O Departamento de Justiça do Presidente Donald Trump acaba de fazer algo ridículo enquanto tenta limpar a confusão que a Procuradora-Geral Pam Bondi criou na semana passada, de acordo com um democrata da Câmara.
No sábado, Bondi enviou uma carta aos legisladores no Congresso afirmando que o governo divulgou "todos" os ficheiros relacionados com a Lei de Transparência de Epstein, um projeto de lei bipartidário que exige que o governo Trump divulgue todos os ficheiros relacionados com Epstein em sua posse. Essa carta incluía uma lista de 300 nomes de alto perfil ligados a Epstein, como Mark Zuckerberg da Meta e o famoso músico Bruce Springsteen, que se manifestou energicamente contra o governo Trump.
No entanto, enterrados nessa lista de nomes estão algumas pessoas que já estavam mortas há décadas antes de Epstein começar os seus crimes hediondos, como Marilyn Monroe e Janis Joplin. A inclusão desses nomes foi surpreendente e, para a Deputada Sydney Kamlager-Dove (D-CA), francamente ridícula.
"Essas pessoas já estão bem mortas, e se ainda estiverem vivas, tenho medo", disse Kamlanger-Dove à Alex Witt da MS NOW no domingo. "O que isto mostra é que faz parte de um encobrimento massivo, e que a Procuradora-Geral Pam Bondi está a trabalhar em nome de Donald Trump e não do povo americano."

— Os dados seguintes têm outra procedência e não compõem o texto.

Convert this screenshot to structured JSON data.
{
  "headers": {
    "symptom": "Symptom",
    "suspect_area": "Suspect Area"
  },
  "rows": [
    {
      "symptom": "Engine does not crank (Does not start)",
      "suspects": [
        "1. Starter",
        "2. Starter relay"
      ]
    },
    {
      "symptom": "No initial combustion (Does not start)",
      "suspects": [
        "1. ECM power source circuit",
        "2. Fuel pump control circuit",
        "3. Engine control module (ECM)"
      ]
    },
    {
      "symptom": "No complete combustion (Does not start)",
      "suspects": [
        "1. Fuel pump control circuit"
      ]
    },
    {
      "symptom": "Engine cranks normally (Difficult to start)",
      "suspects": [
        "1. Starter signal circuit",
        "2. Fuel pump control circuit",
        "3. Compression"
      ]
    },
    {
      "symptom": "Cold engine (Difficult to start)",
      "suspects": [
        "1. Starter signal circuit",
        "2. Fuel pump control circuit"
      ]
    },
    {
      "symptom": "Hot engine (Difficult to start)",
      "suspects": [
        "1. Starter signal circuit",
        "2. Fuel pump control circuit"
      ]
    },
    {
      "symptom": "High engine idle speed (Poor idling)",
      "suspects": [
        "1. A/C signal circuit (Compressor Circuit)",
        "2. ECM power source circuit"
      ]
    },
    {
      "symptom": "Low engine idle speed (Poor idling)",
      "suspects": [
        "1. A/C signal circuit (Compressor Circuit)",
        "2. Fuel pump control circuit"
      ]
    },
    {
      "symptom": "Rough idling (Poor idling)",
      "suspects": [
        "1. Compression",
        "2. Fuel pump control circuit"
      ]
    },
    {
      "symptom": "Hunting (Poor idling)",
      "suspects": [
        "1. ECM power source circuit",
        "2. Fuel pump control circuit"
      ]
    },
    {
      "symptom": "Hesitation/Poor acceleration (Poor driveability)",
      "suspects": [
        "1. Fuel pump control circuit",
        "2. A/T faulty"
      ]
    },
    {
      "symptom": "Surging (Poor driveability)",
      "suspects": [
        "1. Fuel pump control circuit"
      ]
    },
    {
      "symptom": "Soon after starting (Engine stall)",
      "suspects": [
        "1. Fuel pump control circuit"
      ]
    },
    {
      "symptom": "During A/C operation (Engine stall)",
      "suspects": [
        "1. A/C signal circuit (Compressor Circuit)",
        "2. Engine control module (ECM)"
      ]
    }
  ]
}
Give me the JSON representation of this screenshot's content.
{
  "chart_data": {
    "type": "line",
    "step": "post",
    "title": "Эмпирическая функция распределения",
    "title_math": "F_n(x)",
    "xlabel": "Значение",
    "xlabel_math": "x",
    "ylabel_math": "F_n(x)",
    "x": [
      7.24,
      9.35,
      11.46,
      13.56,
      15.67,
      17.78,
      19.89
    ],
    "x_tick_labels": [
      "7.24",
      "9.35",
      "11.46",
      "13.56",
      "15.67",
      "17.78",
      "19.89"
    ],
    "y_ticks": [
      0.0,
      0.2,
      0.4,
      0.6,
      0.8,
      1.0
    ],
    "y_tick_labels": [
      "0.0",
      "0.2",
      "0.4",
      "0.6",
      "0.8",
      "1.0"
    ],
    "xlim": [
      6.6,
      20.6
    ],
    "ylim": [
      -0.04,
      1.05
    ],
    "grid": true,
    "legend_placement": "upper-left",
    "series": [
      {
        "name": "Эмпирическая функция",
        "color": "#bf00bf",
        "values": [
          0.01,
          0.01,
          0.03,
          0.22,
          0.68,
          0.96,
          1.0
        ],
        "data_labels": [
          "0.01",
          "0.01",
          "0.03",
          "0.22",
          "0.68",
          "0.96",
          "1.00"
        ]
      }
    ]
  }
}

"Também não esclarece o facto de que o que está nos ficheiros inclui e-mails de Jeffrey Epstein, por vezes memorizando coisas para si próprio, artigos e outros documentos", continuou. "Portanto, não há contexto para nenhum dos nomes que foram divulgados. E mais uma vez, penso que é para confundir as águas e essencialmente dizer, bem, Donald Trump está lá, mas Marilyn Monroe também, então não pode ser tão mau assim."
Na semana passada, Bondi compareceu perante o Comité de Supervisão da Câmara sob o pretexto de responder a perguntas sobre o tratamento dos ficheiros de Epstein pela sua agência. A audiência transformou-se num confronto de gritos politicamente teatral entre a Procuradora-Geral e legisladores de ambos os lados do corredor, o que Kamlanger-Dove disse ser mais uma evidência de um encobrimento.
"Em última análise, isto diz respeito a uma rede internacional de tráfico humano onde raparigas e alguns rapazes foram explorados", disse ela. "E queremos chegar ao fundo da razão pela qual não houve acusações e por que razão esta Procuradora-Geral não está a processar predadores."